A local festival in Germany

Mannheim Stadtfest (town festival) was held for 3 days in the middle of the quadrate, along the planks, and extending out toward the Wasserturm, an apparent icon of Mannheim. It’s pretty awesome for the city to have these sort of communal events – an excuse to chill out with friends/family, eat really good food or in my case, an extended break from studying for my final exams (tehe!). We actually didn’t have a good idea of the reason behind the festival but apparently this is the 25th year of the celebration! And I mean, most of us exchange students probably won’t be returning to Mannheim any time soon so why not check it out if you’ve got time.Basically it was a large open-air event  with arts and crafts markets, German food stalls, and a few stages with different live music performances (some were singing in English too!). There seemed to be lots of visitors from out of town and the crowd really gave it a local tradition vibe. We walked through the planks which were lined right and left with the market and food stalls and couldn’t help check out what everyone was eating! There was too much to be had – Bratwurst, Currywurst, waffles, crepes, Damfelnudeln, Asian noodles, Pizza, Flammkuchen, tropical fruit punches, Cocktails and more! Walking with the crowd was at sloth-rate, but it was a chill evening with a light breeze, and the infused smell of all this food. Now I was supposed to have a proper bratwurst because to be honest to Germany, I haven’t had one since arriving (it took me a while to have Döner too. Clearly haven’t been culturally immersing myself).  But again I didn’t feel like a sausage and decided to go with the thai noodles, which were decent. I was already stuffed at this point so I didn’t give anything else a try. But the girls tried a desert they haven’t before called:

Dampfelnudeln, a sweet dessert traditional to the Bavarian region of Germany. I’d describe it as a light and fluffy dough or dumpling which is steamed and served with a warm vanilla custard sauce.

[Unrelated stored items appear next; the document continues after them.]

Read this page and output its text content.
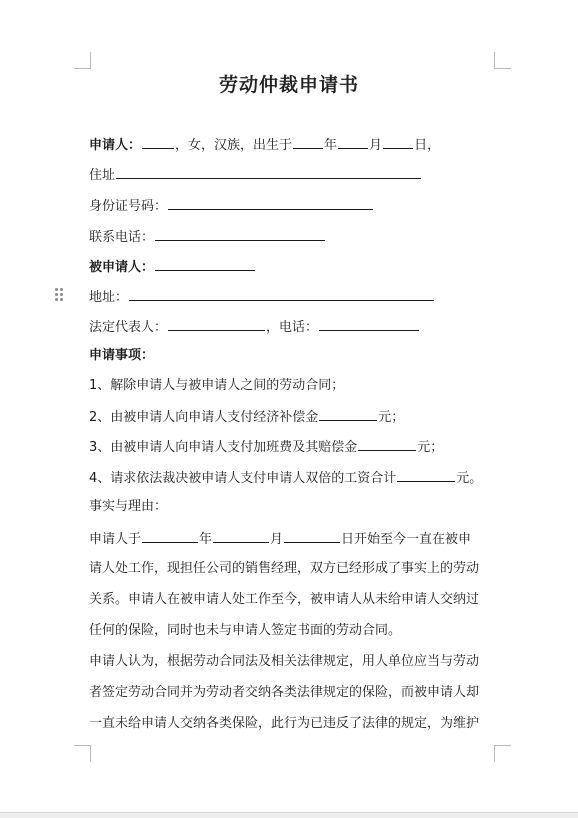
劳动仲裁申请书
申请人：	，女，汉族，出生于 年 月 日，
住址
身份证号码：
联系电话：
被申请人：
地址：
法定代表人：	，电话：
申请事项：
1、解除申请人与被申请人之间的劳动合同；
2、由被申请人向申请人支付经济补偿金	元；
3、由被申请人向申请人支付加班费及其赔偿金	元；
4、请求依法裁决被申请人支付申请人双倍的工资合计	元。
事实与理由：
申请人于	年	月	日开始至今一直在被申
请人处工作，现担任公司的销售经理，双方已经形成了事实上的劳动
关系。申请人在被申请人处工作至今，被申请人从未给申请人交纳过
任何的保险，同时也未与申请人签定书面的劳动合同。
申请人认为，根据劳动合同法及相关法律规定，用人单位应当与劳动
者签定劳动合同并为劳动者交纳各类法律规定的保险，而被申请人却
一直未给申请人交纳各类保险，此行为已违反了法律的规定，为维护
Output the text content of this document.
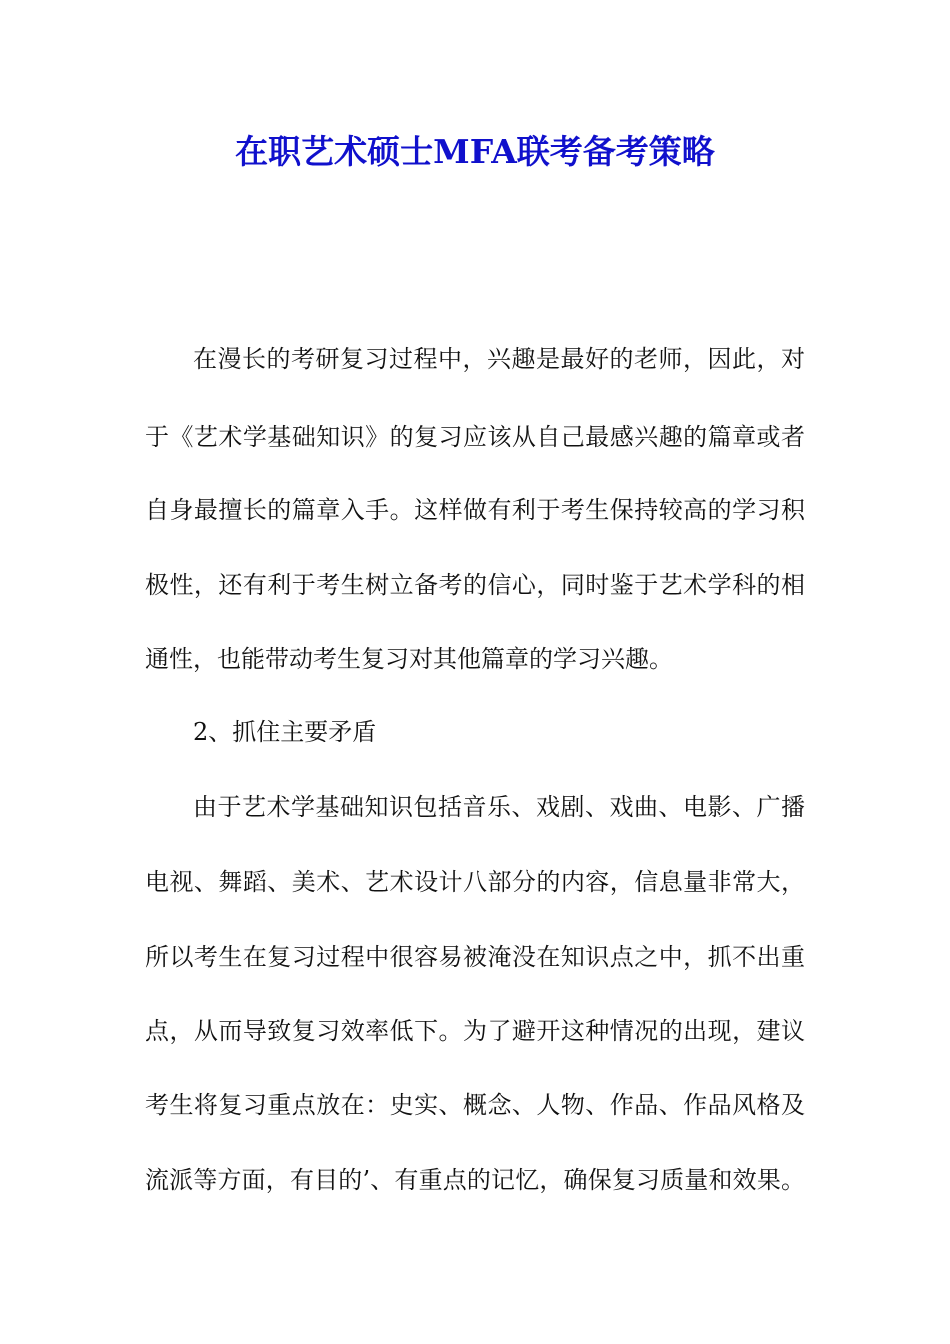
在职艺术硕士MFA联考备考策略
在漫长的考研复习过程中，兴趣是最好的老师，因此，对
于《艺术学基础知识》的复习应该从自己最感兴趣的篇章或者
自身最擅长的篇章入手。这样做有利于考生保持较高的学习积
极性，还有利于考生树立备考的信心，同时鉴于艺术学科的相
通性，也能带动考生复习对其他篇章的学习兴趣。
2、抓住主要矛盾
由于艺术学基础知识包括音乐、戏剧、戏曲、电影、广播
电视、舞蹈、美术、艺术设计八部分的内容，信息量非常大，
所以考生在复习过程中很容易被淹没在知识点之中，抓不出重
点，从而导致复习效率低下。为了避开这种情况的出现，建议
考生将复习重点放在：史实、概念、人物、作品、作品风格及
流派等方面，有目的’、有重点的记忆，确保复习质量和效果。
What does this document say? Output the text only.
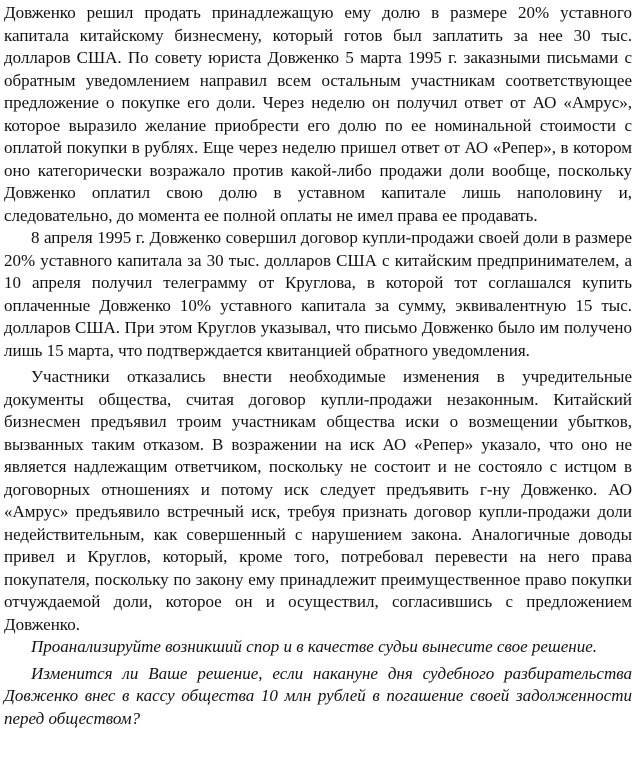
Довженко решил продать принадлежащую ему долю в размере 20% уставного капитала китайскому бизнесмену, который готов был заплатить за нее 30 тыс. долларов США. По совету юриста Довженко 5 марта 1995 г. заказными письмами с обратным уведомлением направил всем остальным участникам соответствующее предложение о покупке его доли. Через неделю он получил ответ от АО «Амрус», которое выразило желание приобрести его долю по ее номинальной стоимости с оплатой покупки в рублях. Еще через неделю пришел ответ от АО «Репер», в котором оно категорически возражало против какой-либо продажи доли вообще, поскольку Довженко оплатил свою долю в уставном капитале лишь наполовину и, следовательно, до момента ее полной оплаты не имел права ее продавать.

8 апреля 1995 г. Довженко совершил договор купли-продажи своей доли в размере 20% уставного капитала за 30 тыс. долларов США с китайским предпринимателем, а 10 апреля получил телеграмму от Круглова, в которой тот соглашался купить оплаченные Довженко 10% уставного капитала за сумму, эквивалентную 15 тыс. долларов США. При этом Круглов указывал, что письмо Довженко было им получено лишь 15 марта, что подтверждается квитанцией обратного уведомления.

Участники отказались внести необходимые изменения в учредительные документы общества, считая договор купли-продажи незаконным. Китайский бизнесмен предъявил троим участникам общества иски о возмещении убытков, вызванных таким отказом. В возражении на иск АО «Репер» указало, что оно не является надлежащим ответчиком, поскольку не состоит и не состояло с истцом в договорных отношениях и потому иск следует предъявить г-ну Довженко. АО «Амрус» предъявило встречный иск, требуя признать договор купли-продажи доли недействительным, как совершенный с нарушением закона. Аналогичные доводы привел и Круглов, который, кроме того, потребовал перевести на него права покупателя, поскольку по закону ему принадлежит преимущественное право покупки отчуждаемой доли, которое он и осуществил, согласившись с предложением Довженко.

Проанализируйте возникший спор и в качестве судьи вынесите свое решение.

Изменится ли Ваше решение, если накануне дня судебного разбирательства Довженко внес в кассу общества 10 млн рублей в погашение своей задолженности перед обществом?
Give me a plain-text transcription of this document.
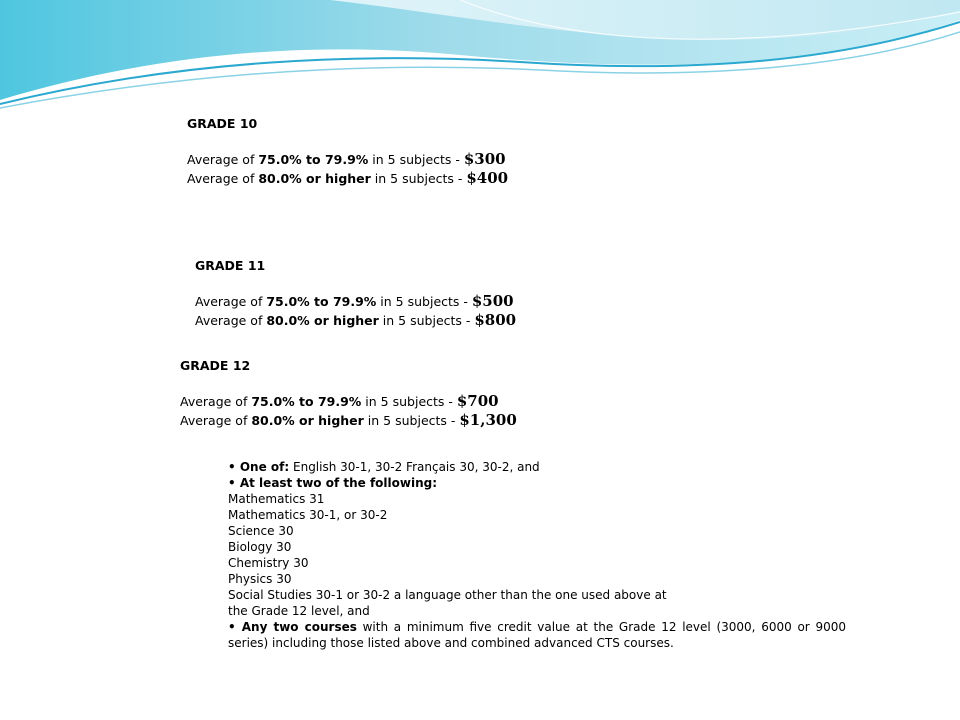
GRADE 10
Average of 75.0% to 79.9% in 5 subjects - $300
Average of 80.0% or higher in 5 subjects - $400
GRADE 11
Average of 75.0% to 79.9% in 5 subjects - $500
Average of 80.0% or higher in 5 subjects - $800
GRADE 12
Average of 75.0% to 79.9% in 5 subjects - $700
Average of 80.0% or higher in 5 subjects - $1,300
• One of: English 30-1, 30-2 Français 30, 30-2, and
• At least two of the following:
Mathematics 31
Mathematics 30-1, or 30-2
Science 30
Biology 30
Chemistry 30
Physics 30
Social Studies 30-1 or 30-2 a language other than the one used above at
the Grade 12 level, and
• Any two courses with a minimum five credit value at the Grade 12 level (3000, 6000 or 9000 series) including those listed above and combined advanced CTS courses.
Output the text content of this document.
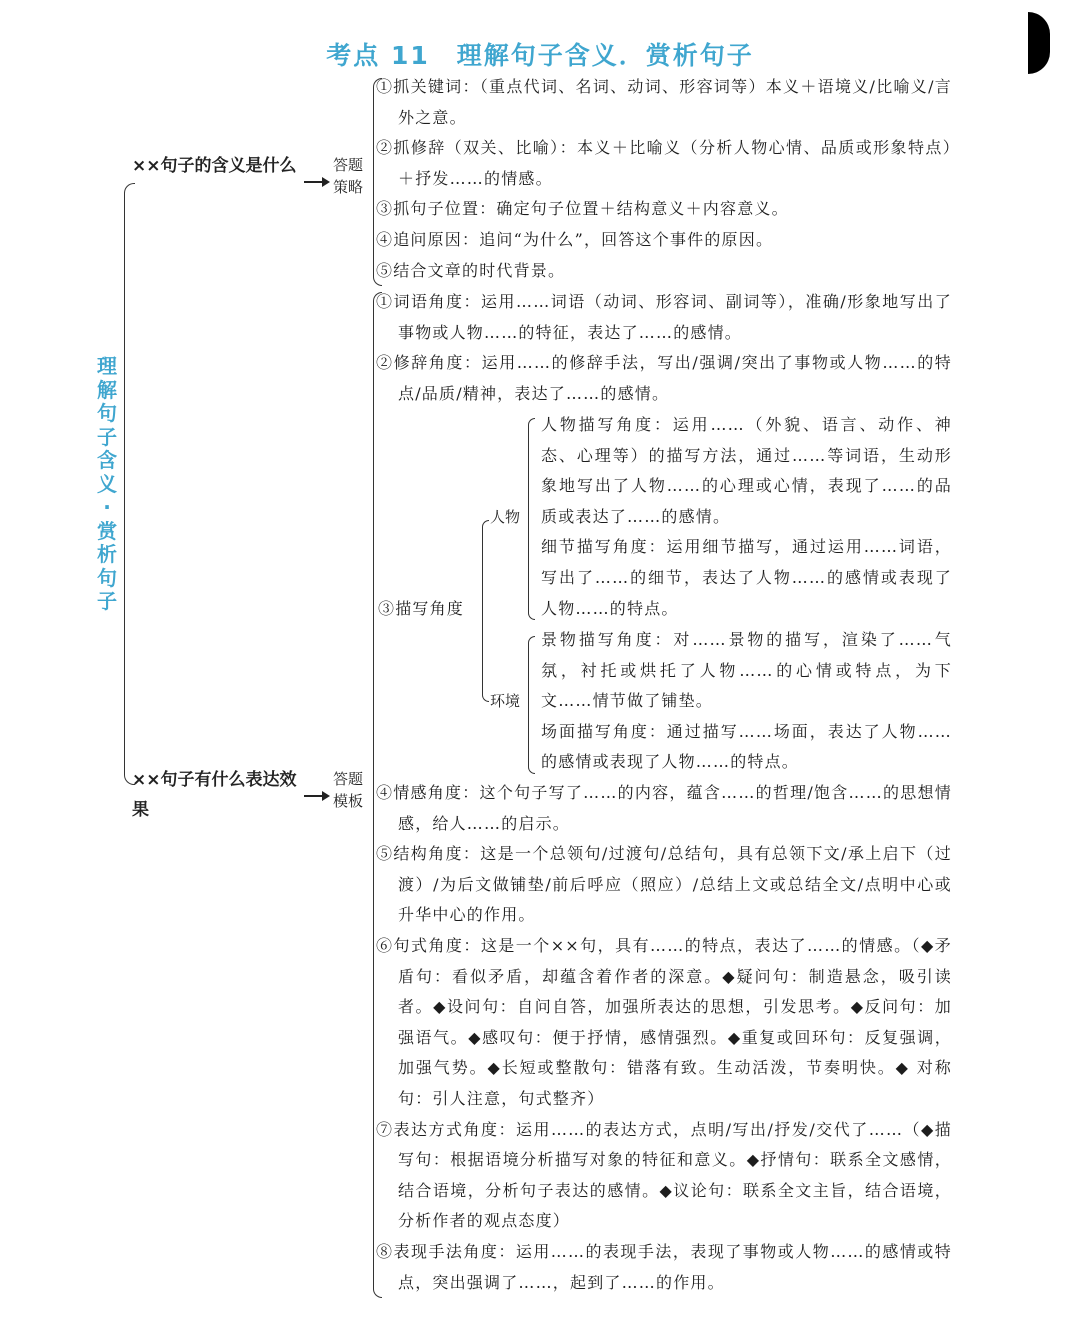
考点 11　理解句子含义．赏析句子
理
解
句
子
含
义
·
赏
析
句
子
××句子的含义是什么	答题
策略

①抓关键词：（重点代词、名词、动词、形容词等）本义＋语境义/比喻义/言外之意。

②抓修辞（双关、比喻）：本义＋比喻义（分析人物心情、品质或形象特点）＋抒发……的情感。

③抓句子位置：确定句子位置＋结构意义＋内容意义。

④追问原因：追问“为什么”，回答这个事件的原因。

⑤结合文章的时代背景。

××句子有什么表达效果
答题
模板

①词语角度：运用……词语（动词、形容词、副词等），准确/形象地写出了事物或人物……的特征，表达了……的感情。

②修辞角度：运用……的修辞手法，写出/强调/突出了事物或人物……的特点/品质/精神，表达了……的感情。

③描写角度
人物
环境

人物描写角度：运用……（外貌、语言、动作、神态、心理等）的描写方法，通过……等词语，生动形象地写出了人物……的心理或心情，表现了……的品质或表达了……的感情。

细节描写角度：运用细节描写，通过运用……词语，写出了……的细节，表达了人物……的感情或表现了人物……的特点。

景物描写角度：对……景物的描写，渲染了……气氛，衬托或烘托了人物……的心情或特点，为下文……情节做了铺垫。

场面描写角度：通过描写……场面，表达了人物……的感情或表现了人物……的特点。

④情感角度：这个句子写了……的内容，蕴含……的哲理/饱含……的思想情感，给人……的启示。

⑤结构角度：这是一个总领句/过渡句/总结句，具有总领下文/承上启下（过渡）/为后文做铺垫/前后呼应（照应）/总结上文或总结全文/点明中心或升华中心的作用。

⑥句式角度：这是一个××句，具有……的特点，表达了……的情感。（◆矛盾句：看似矛盾，却蕴含着作者的深意。◆疑问句：制造悬念，吸引读者。◆设问句：自问自答，加强所表达的思想，引发思考。◆反问句：加强语气。◆感叹句：便于抒情，感情强烈。◆重复或回环句：反复强调，加强气势。◆长短或整散句：错落有致。生动活泼，节奏明快。◆ 对称句：引人注意，句式整齐）

⑦表达方式角度：运用……的表达方式，点明/写出/抒发/交代了……（◆描写句：根据语境分析描写对象的特征和意义。◆抒情句：联系全文感情，结合语境，分析句子表达的感情。◆议论句：联系全文主旨，结合语境，分析作者的观点态度）

⑧表现手法角度：运用……的表现手法，表现了事物或人物……的感情或特点，突出强调了……，起到了……的作用。
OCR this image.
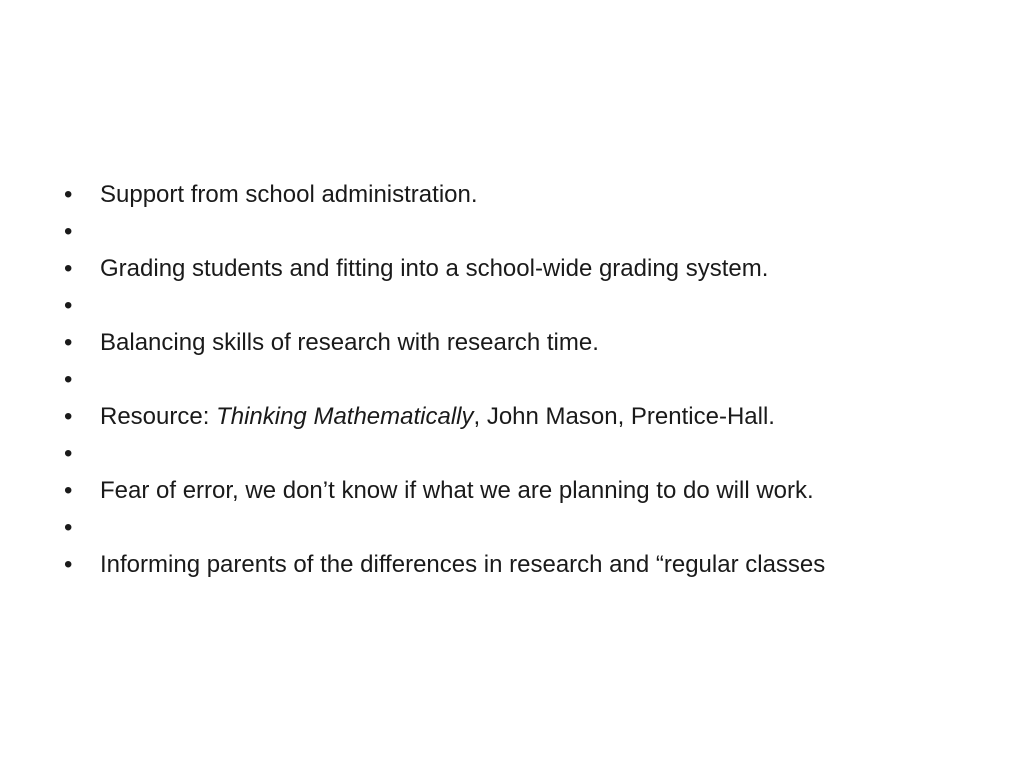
• Support from school administration.
•
• Grading students and fitting into a school-wide grading system.
•
• Balancing skills of research with research time.
•
• Resource: Thinking Mathematically, John Mason, Prentice-Hall.
•
• Fear of error, we don’t know if what we are planning to do will work.
•
• Informing parents of the differences in research and “regular classes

They’re also made in variations and can be stuffed with fruits like plums and apricots or glazed with butter or sugar. It kind of reminds me of those Vietnamese or Chinese pork buns but they were more yellow in colour and the texture looked like a soft pull-apart bread! The girls said it had a salty touch though, that’s probably what made it a little different. After all salty and sweet can be a heavenly marriage!